Check if $ x-2 $ is a factor of $ 3x^{3}+x^{2}+x-2 $.
Answer
The synthetic division table is:
$$ \begin{array}{c|rrrr}2&3&1&1&-2\\& & 6& 14& \color{black}{30} \\ \hline &\color{blue}{3}&\color{blue}{7}&\color{blue}{15}&\color{orangered}{28} \end{array} $$Because the remainder $ \left( \color{red}{ 28 } \right) $ is not zero, we conclude that the $ x-2 $ is not a factor of $ 3x^{3}+x^{2}+x-2$.
Explanation
First we need to create a synthetic division table.
Step 1 : Write down the coefficients of the dividend into division table.

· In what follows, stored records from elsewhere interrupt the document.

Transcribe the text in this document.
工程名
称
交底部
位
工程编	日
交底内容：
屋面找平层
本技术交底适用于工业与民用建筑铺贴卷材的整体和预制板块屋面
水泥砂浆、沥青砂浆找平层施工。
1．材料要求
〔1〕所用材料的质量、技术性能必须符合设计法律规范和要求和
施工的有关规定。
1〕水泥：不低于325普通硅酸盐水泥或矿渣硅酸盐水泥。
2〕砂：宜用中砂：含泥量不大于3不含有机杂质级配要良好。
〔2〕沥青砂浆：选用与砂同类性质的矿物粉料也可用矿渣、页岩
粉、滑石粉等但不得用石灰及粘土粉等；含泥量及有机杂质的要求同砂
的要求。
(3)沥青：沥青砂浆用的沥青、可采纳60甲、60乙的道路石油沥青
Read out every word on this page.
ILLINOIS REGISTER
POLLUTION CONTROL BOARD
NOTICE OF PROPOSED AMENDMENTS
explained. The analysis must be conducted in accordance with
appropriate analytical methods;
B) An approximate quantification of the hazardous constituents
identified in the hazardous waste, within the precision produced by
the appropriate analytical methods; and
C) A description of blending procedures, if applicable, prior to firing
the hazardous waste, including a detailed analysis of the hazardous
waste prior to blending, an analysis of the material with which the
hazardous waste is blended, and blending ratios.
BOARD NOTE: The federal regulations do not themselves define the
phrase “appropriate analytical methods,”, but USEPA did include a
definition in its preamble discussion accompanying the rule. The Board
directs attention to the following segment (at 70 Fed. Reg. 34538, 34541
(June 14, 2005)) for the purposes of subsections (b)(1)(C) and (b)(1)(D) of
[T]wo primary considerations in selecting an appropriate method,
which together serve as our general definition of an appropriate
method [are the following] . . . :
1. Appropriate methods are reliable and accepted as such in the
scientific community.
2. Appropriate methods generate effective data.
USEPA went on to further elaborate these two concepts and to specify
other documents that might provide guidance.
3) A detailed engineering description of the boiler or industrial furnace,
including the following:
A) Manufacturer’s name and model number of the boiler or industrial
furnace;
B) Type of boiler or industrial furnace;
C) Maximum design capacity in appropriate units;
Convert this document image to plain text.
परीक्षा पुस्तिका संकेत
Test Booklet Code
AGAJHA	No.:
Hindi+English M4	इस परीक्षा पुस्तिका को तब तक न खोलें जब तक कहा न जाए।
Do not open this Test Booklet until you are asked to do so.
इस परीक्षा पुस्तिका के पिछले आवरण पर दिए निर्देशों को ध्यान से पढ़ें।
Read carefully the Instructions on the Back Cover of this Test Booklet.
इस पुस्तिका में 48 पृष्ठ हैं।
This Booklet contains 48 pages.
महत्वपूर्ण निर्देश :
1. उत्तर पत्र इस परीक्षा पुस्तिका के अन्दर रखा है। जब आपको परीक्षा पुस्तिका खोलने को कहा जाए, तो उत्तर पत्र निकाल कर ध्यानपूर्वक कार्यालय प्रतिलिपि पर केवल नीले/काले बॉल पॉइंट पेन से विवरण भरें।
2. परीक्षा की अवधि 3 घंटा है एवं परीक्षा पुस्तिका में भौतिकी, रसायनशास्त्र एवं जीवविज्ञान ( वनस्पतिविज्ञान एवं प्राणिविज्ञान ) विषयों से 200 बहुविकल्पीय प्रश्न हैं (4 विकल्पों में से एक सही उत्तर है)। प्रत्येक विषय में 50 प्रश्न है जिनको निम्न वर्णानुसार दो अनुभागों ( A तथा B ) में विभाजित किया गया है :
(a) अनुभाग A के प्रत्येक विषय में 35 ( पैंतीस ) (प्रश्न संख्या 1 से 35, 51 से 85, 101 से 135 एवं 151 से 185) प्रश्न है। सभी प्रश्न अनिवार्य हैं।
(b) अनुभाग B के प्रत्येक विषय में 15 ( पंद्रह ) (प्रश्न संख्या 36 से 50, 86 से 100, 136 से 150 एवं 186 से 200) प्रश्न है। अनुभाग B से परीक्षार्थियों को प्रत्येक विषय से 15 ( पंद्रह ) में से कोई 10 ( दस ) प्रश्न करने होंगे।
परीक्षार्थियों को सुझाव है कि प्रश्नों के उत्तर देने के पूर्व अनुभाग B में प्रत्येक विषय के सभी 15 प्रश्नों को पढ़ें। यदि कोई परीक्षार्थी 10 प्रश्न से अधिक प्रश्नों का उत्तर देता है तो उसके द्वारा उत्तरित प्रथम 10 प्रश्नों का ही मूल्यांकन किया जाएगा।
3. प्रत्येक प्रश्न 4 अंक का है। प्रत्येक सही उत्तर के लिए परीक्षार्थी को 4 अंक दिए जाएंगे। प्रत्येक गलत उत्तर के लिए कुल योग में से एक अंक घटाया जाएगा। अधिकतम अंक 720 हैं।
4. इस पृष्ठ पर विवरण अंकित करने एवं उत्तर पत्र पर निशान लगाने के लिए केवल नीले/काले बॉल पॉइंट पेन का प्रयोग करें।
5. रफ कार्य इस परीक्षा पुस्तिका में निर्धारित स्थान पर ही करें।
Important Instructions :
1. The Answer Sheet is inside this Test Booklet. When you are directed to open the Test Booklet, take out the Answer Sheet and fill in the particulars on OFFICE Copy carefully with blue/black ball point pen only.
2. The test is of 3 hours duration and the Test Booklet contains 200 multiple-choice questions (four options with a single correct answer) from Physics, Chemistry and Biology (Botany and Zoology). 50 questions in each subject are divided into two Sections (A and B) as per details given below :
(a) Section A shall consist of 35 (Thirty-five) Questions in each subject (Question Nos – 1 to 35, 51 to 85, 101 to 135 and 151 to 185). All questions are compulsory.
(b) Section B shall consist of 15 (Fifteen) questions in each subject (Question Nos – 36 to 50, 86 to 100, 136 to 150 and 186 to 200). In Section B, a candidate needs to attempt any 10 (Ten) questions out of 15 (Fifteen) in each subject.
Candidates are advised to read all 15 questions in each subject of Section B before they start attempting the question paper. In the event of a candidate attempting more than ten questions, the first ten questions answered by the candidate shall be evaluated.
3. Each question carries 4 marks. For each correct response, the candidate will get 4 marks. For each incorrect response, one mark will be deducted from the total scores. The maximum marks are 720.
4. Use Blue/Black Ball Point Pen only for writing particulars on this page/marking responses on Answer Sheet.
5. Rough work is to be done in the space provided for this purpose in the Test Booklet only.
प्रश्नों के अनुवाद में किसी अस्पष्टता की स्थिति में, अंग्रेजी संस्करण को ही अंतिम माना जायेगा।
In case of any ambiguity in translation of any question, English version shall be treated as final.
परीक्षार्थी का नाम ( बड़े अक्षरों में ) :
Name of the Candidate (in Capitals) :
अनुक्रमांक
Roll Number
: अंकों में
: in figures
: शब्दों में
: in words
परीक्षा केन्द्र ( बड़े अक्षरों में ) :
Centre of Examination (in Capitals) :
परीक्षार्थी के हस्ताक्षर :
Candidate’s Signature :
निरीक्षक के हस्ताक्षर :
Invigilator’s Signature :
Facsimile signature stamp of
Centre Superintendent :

Put the zero from $ x -2 = 0 $ ( $ x = \color{blue}{ 2 } $ ) at the left.
$$ \begin{array}{c|rrrr}\color{blue}{2}&3&1&1&-2\\& & & & \\ \hline &&&& \end{array} $$Step 1 : Bring down the leading coefficient to the bottom row.
$$ \begin{array}{c|rrrr}2&\color{orangered}{ 3 }&1&1&-2\\& & & & \\ \hline &\color{orangered}{3}&&& \end{array} $$Step 2 : Multiply by the number on the left, and carry the result into the next column: $ \color{blue}{ 2 } \cdot \color{blue}{ 3 } = \color{blue}{ 6 } $.
$$ \begin{array}{c|rrrr}\color{blue}{2}&3&1&1&-2\\& & \color{blue}{6} & & \\ \hline &\color{blue}{3}&&& \end{array} $$Step 3 : Add down last column: $ \color{orangered}{ 1 } + \color{orangered}{ 6 } = \color{orangered}{ 7 } $
$$ \begin{array}{c|rrrr}2&3&\color{orangered}{ 1 }&1&-2\\& & \color{orangered}{6} & & \\ \hline &3&\color{orangered}{7}&& \end{array} $$Step 4 : Multiply by the number on the left, and carry the result into the next column: $ \color{blue}{ 2 } \cdot \color{blue}{ 7 } = \color{blue}{ 14 } $.
$$ \begin{array}{c|rrrr}\color{blue}{2}&3&1&1&-2\\& & 6& \color{blue}{14} & \\ \hline &3&\color{blue}{7}&& \end{array} $$Step 5 : Add down last column: $ \color{orangered}{ 1 } + \color{orangered}{ 14 } = \color{orangered}{ 15 } $
$$ \begin{array}{c|rrrr}2&3&1&\color{orangered}{ 1 }&-2\\& & 6& \color{orangered}{14} & \\ \hline &3&7&\color{orangered}{15}& \end{array} $$Step 6 : Multiply by the number on the left, and carry the result into the next column: $ \color{blue}{ 2 } \cdot \color{blue}{ 15 } = \color{blue}{ 30 } $.
$$ \begin{array}{c|rrrr}\color{blue}{2}&3&1&1&-2\\& & 6& 14& \color{blue}{30} \\ \hline &3&7&\color{blue}{15}& \end{array} $$Step 7 : Add down last column: $ \color{orangered}{ -2 } + \color{orangered}{ 30 } = \color{orangered}{ 28 } $
$$ \begin{array}{c|rrrr}2&3&1&1&\color{orangered}{ -2 }\\& & 6& 14& \color{orangered}{30} \\ \hline &\color{blue}{3}&\color{blue}{7}&\color{blue}{15}&\color{orangered}{28} \end{array} $$Remainder is the last entry in the bottom row $ \left(\color{red}{ 28 }\right)$.